Reproduire jusqu’aux gaucheries gothiques des œuvres du moyen âge, c’est un peu trop d’exactitude dans l’imitation.

Essayons d’un autre volume. Mme  Penquer, l’auteur des Chants du Foyer[1], est une Bretonne ; mais elle ne s’inspire pas de Brizeux, tant s’en faut. C’est M. de Lamartine qu’elle adopte pour dieu et qui lui témoigne le désir « de voir de si beaux sentimens reproduits, non-seulement pour lui, mais pour la poésie et pour la France. » La poésie et la France doivent-elles des actions de grâces à Mme  Penquer ? Franchement il nous paraît que non. Bien que M. de Lamartine lui ait dit (ne s’exagère-t-elle pas les choses ?) :


....Madame, il faut ouvrir votre aile !
L’avenir vous prépara une page immortelle !

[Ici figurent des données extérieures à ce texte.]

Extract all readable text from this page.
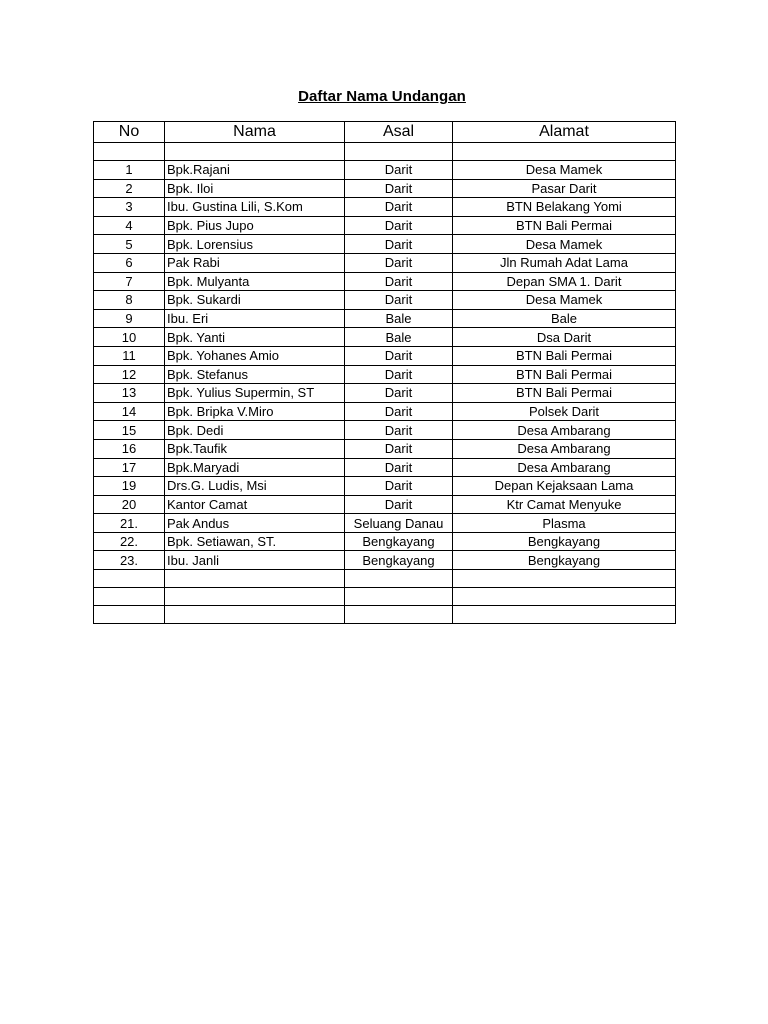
Daftar Nama Undangan
No	Nama	Asal	Alamat

1	Bpk.Rajani	Darit	Desa Mamek
2	Bpk. Iloi	Darit	Pasar Darit
3	Ibu. Gustina Lili, S.Kom	Darit	BTN Belakang Yomi
4	Bpk. Pius Jupo	Darit	BTN Bali Permai
5	Bpk. Lorensius	Darit	Desa Mamek
6	Pak Rabi	Darit	Jln Rumah Adat Lama
7	Bpk. Mulyanta	Darit	Depan SMA 1. Darit
8	Bpk. Sukardi	Darit	Desa Mamek
9	Ibu. Eri	Bale	Bale
10	Bpk. Yanti	Bale	Dsa Darit
11	Bpk. Yohanes Amio	Darit	BTN Bali Permai
12	Bpk. Stefanus	Darit	BTN Bali Permai
13	Bpk. Yulius Supermin, ST	Darit	BTN Bali Permai
14	Bpk. Bripka V.Miro	Darit	Polsek Darit
15	Bpk. Dedi	Darit	Desa Ambarang
16	Bpk.Taufik	Darit	Desa Ambarang
17	Bpk.Maryadi	Darit	Desa Ambarang
19	Drs.G. Ludis, Msi	Darit	Depan Kejaksaan Lama
20	Kantor Camat	Darit	Ktr Camat Menyuke
21.	Pak Andus	Seluang Danau	Plasma
22.	Bpk. Setiawan, ST.	Bengkayang	Bengkayang
23.	Ibu. Janli	Bengkayang	Bengkayang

nous doutons de cette aile et de cette page ; nous aurions cependant prêté l’oreille aux humbles prémisses de Mme  Penquer, si elle n’avouait dans une post-face, qui n’est pas humble, que ce a faible embryon » voudrait « cueillir des lauriers ; » si, en le nommant un « pauvre mendiant » et un « petit aveugle-né, » elle ne le nommait aussi un aiglon ; si elle ne le léguait enfin (sans se mettre en peine d’accorder toutes ces métaphores) :


À ceux qui marchent sur la terre,
À ceux qui planent dans l’azur.


Nous ignorons ce que peuvent en penser les élus qui planent dans l’azur ; pour nous qui marchons sur la terre, nous n’acceptons le legs de cet aiglon que sous bénéfice d’inventaire. À parler net, Mme  Penquer, dont le vers est harmonieux et souvent bien venu, en eût tiré un tout autre parti, si elle se fût rendue l’interprète des beautés poétiques de la Bretagne, qu’elle appelle « ma triste Bretagne. » Le meilleur de ce qu’elle offre au public est dans trois ou quatre pièces qui ont un peu de la saveur du pays, comme Kérouartz, l’Ange du château de Penmarch, la Ferme, l’Aven ; mais l’auteur reflète plutôt d’habitude la phraséologie des Harmonies et de Jocelyn qu’il n’exhale des sentimens bien personnels. On s’aperçoit que la fluidité de cette poésie ne laisse rien après elle. Comment tout ce qui entourait l’auteur, tout ce qu’on cherche si loin et qui est si près quelquefois, comment l’originalité, absente des nuages, des étoiles et de l’immensité, présente

  1. Chants du Foyer, par Mme  Auguste Penquer. — Didier, 1862 (seconde édition).